La arena era una ceniza fina de color marrón, separada en dos montones. La brisa que entraba por la puerta abierta ya la había desparramado por la habitación, lo cual había dejado al descubierto algo blanco y brillante que antes estaba enterrado bajo la arena. Metí los dedos entre los suaves granos y recuperé el objeto. ¿Una piedra? No. Lo sostuve a lo largo y lo moví hacia la luz.
Estaba afilado y era hueco, un diente perfectamente puntiagudo.
Los polis tenían problemas conmigo por todo tipo de razones. En particular, no les gustaba que yo los llamara para que acudieran a la escena de un crimen solo cuando yo ya había registrado hasta el más mínimo detalle para mis propios fines. Por una vez, hice lo correcto y avisé a Richie de inmediato. Me insultó por despertarlo, hasta que le hablé de la escena con la que acababa de encontrarme.
—No toques nada.
—No he tocado nada. Tan pronto como me di cuenta de lo que había encontrado, salí y te llamé a ti.
—Patrañas.
La línea quedó en silencio. Y uno que quería hacerle un favor a aquel tipo.
Esperé pacientemente a que llegara, sentado en el bordillo de la acera. Había tenido la esperanza de que, colaborando con la policía, pudiera conseguir más información que si me hubiera puesto a inspeccionar el salón de té por mi cuenta. Esas esperanzas se convirtieron en confeti cuando apareció en escena el rostro descamado de la detective Simms.
La prefería en los viejos tiempos, cuando solo era una agente enfadada que patrullaba las calles a pie con una convicción de mil demonios. Llegó a detective justo antes de que el mundo se desmoronara.
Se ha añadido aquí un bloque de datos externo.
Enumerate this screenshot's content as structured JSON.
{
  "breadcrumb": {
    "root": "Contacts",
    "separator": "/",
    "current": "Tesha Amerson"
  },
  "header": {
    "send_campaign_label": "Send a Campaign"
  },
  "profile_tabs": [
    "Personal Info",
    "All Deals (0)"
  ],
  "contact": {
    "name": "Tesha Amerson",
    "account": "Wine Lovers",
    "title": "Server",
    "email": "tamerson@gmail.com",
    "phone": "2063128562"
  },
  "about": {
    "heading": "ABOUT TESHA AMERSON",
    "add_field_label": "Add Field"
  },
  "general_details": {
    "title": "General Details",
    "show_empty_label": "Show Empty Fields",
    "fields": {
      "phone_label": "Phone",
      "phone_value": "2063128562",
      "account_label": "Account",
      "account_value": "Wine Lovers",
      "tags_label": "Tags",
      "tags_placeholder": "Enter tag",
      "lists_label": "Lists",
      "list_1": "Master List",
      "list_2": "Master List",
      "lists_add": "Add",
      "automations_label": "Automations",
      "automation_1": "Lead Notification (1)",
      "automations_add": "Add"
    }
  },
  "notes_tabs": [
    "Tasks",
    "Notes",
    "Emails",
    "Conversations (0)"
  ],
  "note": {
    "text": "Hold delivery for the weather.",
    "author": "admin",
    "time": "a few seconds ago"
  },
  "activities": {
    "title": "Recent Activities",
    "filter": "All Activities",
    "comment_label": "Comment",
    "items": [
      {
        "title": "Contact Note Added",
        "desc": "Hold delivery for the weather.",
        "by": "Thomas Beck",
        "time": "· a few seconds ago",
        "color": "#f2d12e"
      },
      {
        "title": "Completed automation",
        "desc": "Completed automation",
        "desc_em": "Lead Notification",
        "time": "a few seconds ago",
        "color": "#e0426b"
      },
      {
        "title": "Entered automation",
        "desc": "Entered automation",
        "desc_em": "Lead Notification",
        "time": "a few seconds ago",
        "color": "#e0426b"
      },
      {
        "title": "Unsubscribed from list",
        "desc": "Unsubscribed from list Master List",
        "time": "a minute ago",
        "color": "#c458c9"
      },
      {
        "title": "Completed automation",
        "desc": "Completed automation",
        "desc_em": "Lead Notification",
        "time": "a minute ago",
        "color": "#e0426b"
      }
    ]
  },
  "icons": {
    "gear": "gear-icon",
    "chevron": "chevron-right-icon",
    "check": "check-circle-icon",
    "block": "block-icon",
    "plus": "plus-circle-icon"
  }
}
Como miembro de los Reptiles, sus sentidos aumentados la ayudaban a resolver crímenes más rápido que cualquier otro miembro de la policía. Ahora, su piel verde brillante era de un color marrón descolorido y había perdido escamas en varios lugares, lo que dejaba a la vista una carne rosácea. Se cubría con una gabardina negra, bufanda, guantes y un sombrero gastado, y llevaba siempre el mismo atuendo con independencia del tiempo que hiciera. Sus estrechos ojos brillaban en la oscuridad como las últimas dos brasas de una fogata. Me odiaba. Siempre me había odiado. No debería haber tomado aquellos cócteles.
Esperé en el callejón mientras ellos examinaban el lugar. Otros tres policías acompañaban a los agentes de graduación superior, embolsando y etiquetando pruebas. No tardaron mucho en salir al aire nocturno a recuperar el aliento.
Simms se me acercó, se retiró la bufanda de la boca y extendió una mano enguantada.
—El diente —dijo. Extraje el colmillo de mi bolsillo y lo dejé caer sobre la palma de su mano. Ella lo levantó y lo iluminó con su literna—. Vampírico. Ponlo con los otros.
Uno de los polis de menor rango dejó caer el diente en una bolsa transparente y escribió los detalles en una etiqueta.
—Dos vampis muertos —dijo Richie pensativo—. ¿Podría tratarse de una Pandilla Clavo, detective?
Simms no levantó la vista.
—Puede ser. Primero necesitamos averiguar quién fue licuado, y cómo.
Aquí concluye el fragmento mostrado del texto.